EPISODE 5: "Art and Life"

Summary: Millennials are way savvier about social media than old people. Or are they?

We mapped: City Lit and Atomix Cafe.

We're stumped: Recognize either of the bars below? How about the theater?

EPISODE 6: "Utopia"

Summary: Takes the "square" out of Lincoln Square. You will never look at the neighborhood's stroller moms the same way again.

We mapped: Lincoln Square shines in this episode. Old Town School of Folk Music features prominently.

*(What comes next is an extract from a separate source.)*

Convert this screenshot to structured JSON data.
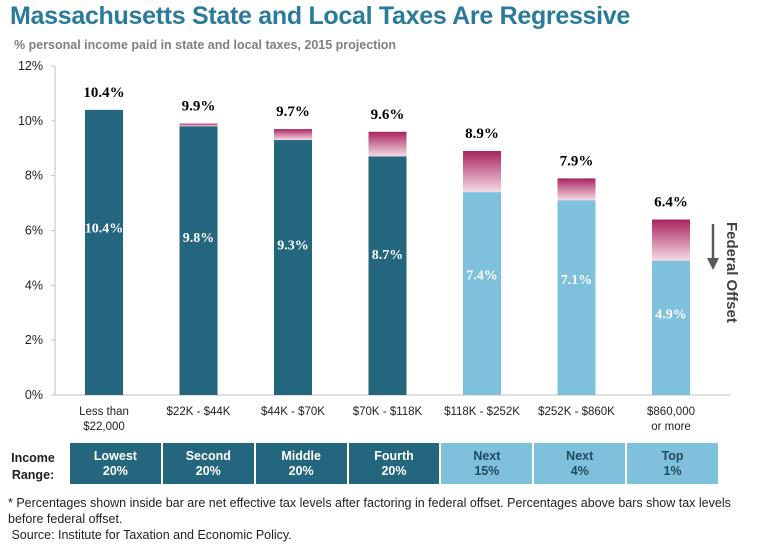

Also mapped: the Davis Theater (undergoing renovations), Mash, Baker Miller and Lost Lake. We also think we identified LA Fitness on Lawrence Avenue. Can anyone confirm?

EPISODE 7: "Chemistry Read"

Summary: We kind of lost the plot to this one but think it was something like, "Being single is awesome until it isn't."

We mapped: Victory Gardens Biograph Theater, Lincoln Station, the Book Cellar, Constellation Apartments and the lakefront.

Semi-stumped: We're 90 percent sure we spied the Adler Planetarium.

 Completely clueless: Where is this pool? We want to go to there.

EPISODE 8: "Hop Dreams"

Summary: Brewing beer isn't so cool anymore when you have to do it to make money (see: Episode 3).

We mapped: Revolution Brewery's Kedzie Avenue location, Dark Matter (again), Galt Baby and the Eisenhower Expressway. (Bonus points for appropriately filthy windshield.)

Strong suspicions: All clues — particularly dialogue that references the suburbs, a mall and Kohl's — point to this being Begyle Brewing's new Lincolnwood brewery.

Twice-stumped: The work of street artist Don't Fret (who also appears as himself) factors into episodes three and eight. Does this mural still exist?

Stumped: This diner is driving us nuts. But at least we know who's sitting in the booth — that's "Hoop Dreams" star Arthur Agee.

Stumped: This industrial space may or not be another brewery under construction.

Art Imitates Life

Swanberg cast real business owners instead of people who just play them on TV. Appearing in "Easy" (clockwise): Tom Fencl, owner of the Davis Theater (red hard hat, dark jacket), Brian Hieggelke, New City editor; Gabriel Magliaro (left), owner of Half Acre brewery; Scott Wastyn of Oscar Wastyn Cycles; and Jesse Diaz, owner of Dark Matter.

"Obscurity" isn't a real book, but the art for the fake memoir was created by a real graphic novelist — Jeffrey Brown, best known for "Darth Vader and Son." Like his "Easy" doppelganger, Brown does most of his drawing at the neighborhood coffee shop, Beans & Bagels.

Swanberg didn't miss a trick. That "Taxonomy" poster on the wall is by Ravenswood illustrator Phil Thompson.